The ride up the mountain took 45 minutes and was uneventful, other than the light not working in the bathroom on the bus. I tried to rest, but I was a little excited. So I just thought about what I was getting ready to do, and I was thinking about my paces. Mainly, I was thinking, “Do not go out too fast.” Some of my friends who trained with me over the summer were on the same bus, so we chatted a bit after we were dropped off near the start line. We had about an hour before race time, so we did the normal prep stuff — porta potties, stretching, warm up walking, view the sunrise, drop off our drop bags, etc.
With 5 minutes until race time, I made one more stop at the porta potties because I knew it was going to be a long time until I saw another one. We had the opening announcements, and then we were off!
I held onto my paces for the first 6 miles. I was a little slower than I wanted to be, but I knew that I needed to reserve energy. The air was still cool, and the sun was beautiful coming up over the mountains. I kept my sweatshirt on until close to the 3 mile mark. Then I dropped it at an aid station. It was warming up quickly.
After mile 6, we started the 10 mile downhill section. This is where you want to run a little faster, but you don’t want to go at top speed. I kept my paces very even through this section, and I hit a personal record for my time at the half marathon point. I was feeling great, and I was using my hydration and fuel as planned.
As I came off the steeper incline, I was still coming down the mountain, but it was much flatter. I still held the paces I wanted from miles 16 to 21. At mile 22, I could tell I was fatigued. A running friend joined me and helped me soldier on for the next 4+ miles. I was a little slower than I wanted to be on miles 22 and 23, but I knew I only had 3.2 miles left. So I dug deep and pushed my pace a little faster. I also hit a little bit more of a downhill, so I relaxed into the run and kept my breathing under control. I had run with my friend a lot, and she was encouraging me as we kept going. I was passing a lot of people in those last 5 miles. It was getting hot, and the dirt road was dusty.
I kept counting down the miles. I counted the songs on my iPod. For every three songs, I would finish a mile. At Mile 25, I was close enough to the finish to see and hear people. I also knew that I had to run the last mile looping through the parking lot and past my car. There is nothing harder than being that close to the finish and running by your car. (I went back later to take pics of these last mile markers.)
My friend took pictures along the last mile and at the finish of the race.

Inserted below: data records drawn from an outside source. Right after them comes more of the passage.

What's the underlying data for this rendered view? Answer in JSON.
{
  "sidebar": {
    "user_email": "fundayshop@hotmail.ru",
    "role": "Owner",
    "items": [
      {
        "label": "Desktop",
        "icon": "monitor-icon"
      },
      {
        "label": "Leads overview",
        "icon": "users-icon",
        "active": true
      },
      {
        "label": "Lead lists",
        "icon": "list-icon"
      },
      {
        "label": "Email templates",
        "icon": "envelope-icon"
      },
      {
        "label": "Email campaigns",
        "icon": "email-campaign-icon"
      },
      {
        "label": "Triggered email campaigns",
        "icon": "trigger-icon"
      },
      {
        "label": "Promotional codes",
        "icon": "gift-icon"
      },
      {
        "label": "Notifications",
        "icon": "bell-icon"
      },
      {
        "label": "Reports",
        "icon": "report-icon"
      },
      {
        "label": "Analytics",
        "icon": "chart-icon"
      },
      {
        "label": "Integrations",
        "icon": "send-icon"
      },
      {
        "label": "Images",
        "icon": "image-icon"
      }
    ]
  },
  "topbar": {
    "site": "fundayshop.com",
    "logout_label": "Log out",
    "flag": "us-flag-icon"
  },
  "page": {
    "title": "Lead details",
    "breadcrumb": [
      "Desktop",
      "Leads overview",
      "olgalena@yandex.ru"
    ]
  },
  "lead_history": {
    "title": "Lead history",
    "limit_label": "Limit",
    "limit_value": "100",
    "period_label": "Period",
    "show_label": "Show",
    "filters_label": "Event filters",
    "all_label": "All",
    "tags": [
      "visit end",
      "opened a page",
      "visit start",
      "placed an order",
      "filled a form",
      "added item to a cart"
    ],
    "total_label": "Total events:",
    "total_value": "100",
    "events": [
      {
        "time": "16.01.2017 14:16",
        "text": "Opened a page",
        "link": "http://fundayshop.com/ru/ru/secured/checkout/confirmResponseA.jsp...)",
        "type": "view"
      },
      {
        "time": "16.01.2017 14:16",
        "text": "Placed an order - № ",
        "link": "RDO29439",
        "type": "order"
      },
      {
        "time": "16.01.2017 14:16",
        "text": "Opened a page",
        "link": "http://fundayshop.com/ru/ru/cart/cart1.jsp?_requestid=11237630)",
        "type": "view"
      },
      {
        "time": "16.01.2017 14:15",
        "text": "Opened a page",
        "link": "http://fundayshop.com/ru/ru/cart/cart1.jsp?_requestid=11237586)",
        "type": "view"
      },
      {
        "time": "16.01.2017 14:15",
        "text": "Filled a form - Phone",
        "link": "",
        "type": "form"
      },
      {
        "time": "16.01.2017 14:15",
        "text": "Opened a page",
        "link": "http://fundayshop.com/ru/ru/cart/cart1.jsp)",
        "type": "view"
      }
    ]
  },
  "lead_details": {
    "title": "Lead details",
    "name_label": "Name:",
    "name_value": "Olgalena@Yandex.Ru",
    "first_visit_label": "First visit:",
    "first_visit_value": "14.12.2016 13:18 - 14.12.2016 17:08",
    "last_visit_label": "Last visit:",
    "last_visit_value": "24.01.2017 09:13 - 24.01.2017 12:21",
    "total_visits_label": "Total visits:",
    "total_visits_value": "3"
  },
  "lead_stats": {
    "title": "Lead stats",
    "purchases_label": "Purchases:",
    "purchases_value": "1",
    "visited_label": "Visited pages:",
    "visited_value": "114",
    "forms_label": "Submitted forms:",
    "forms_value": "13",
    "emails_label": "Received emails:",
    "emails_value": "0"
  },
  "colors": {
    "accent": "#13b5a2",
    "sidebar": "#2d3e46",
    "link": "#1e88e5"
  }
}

I finished the race in 4 hours and 37 minutes. I estimated earlier in the week that I would finish in 4 hours and 36 minutes. I was very close to my estimate. The second half of the marathon was only 2 minutes slower than the first half of the race. My pacing strategy paid off. I cut 28 minutes off my last marathon finish time, so I had a big, fat personal record for this marathon. I accomplished some really big goals with this race. I could not have asked for a better experience. I appreciate my friend, Kimberly, for coming out and supporting me and taking pictures. She kept me accountable to my training plan. There were several others who supported me and pushed me to keep trying. My family was supportive and was gracious to me as I put in long hours training. My youngest son kept up with my training plan and paces. He would always encourage me to try a little harder each time.
I highly recommend this marathon. It has a small field of 300 to 400 runners per year. It has a great race director who keeps you informed along the way. Peak to Creek Marathon, Jonas Ridge, NC.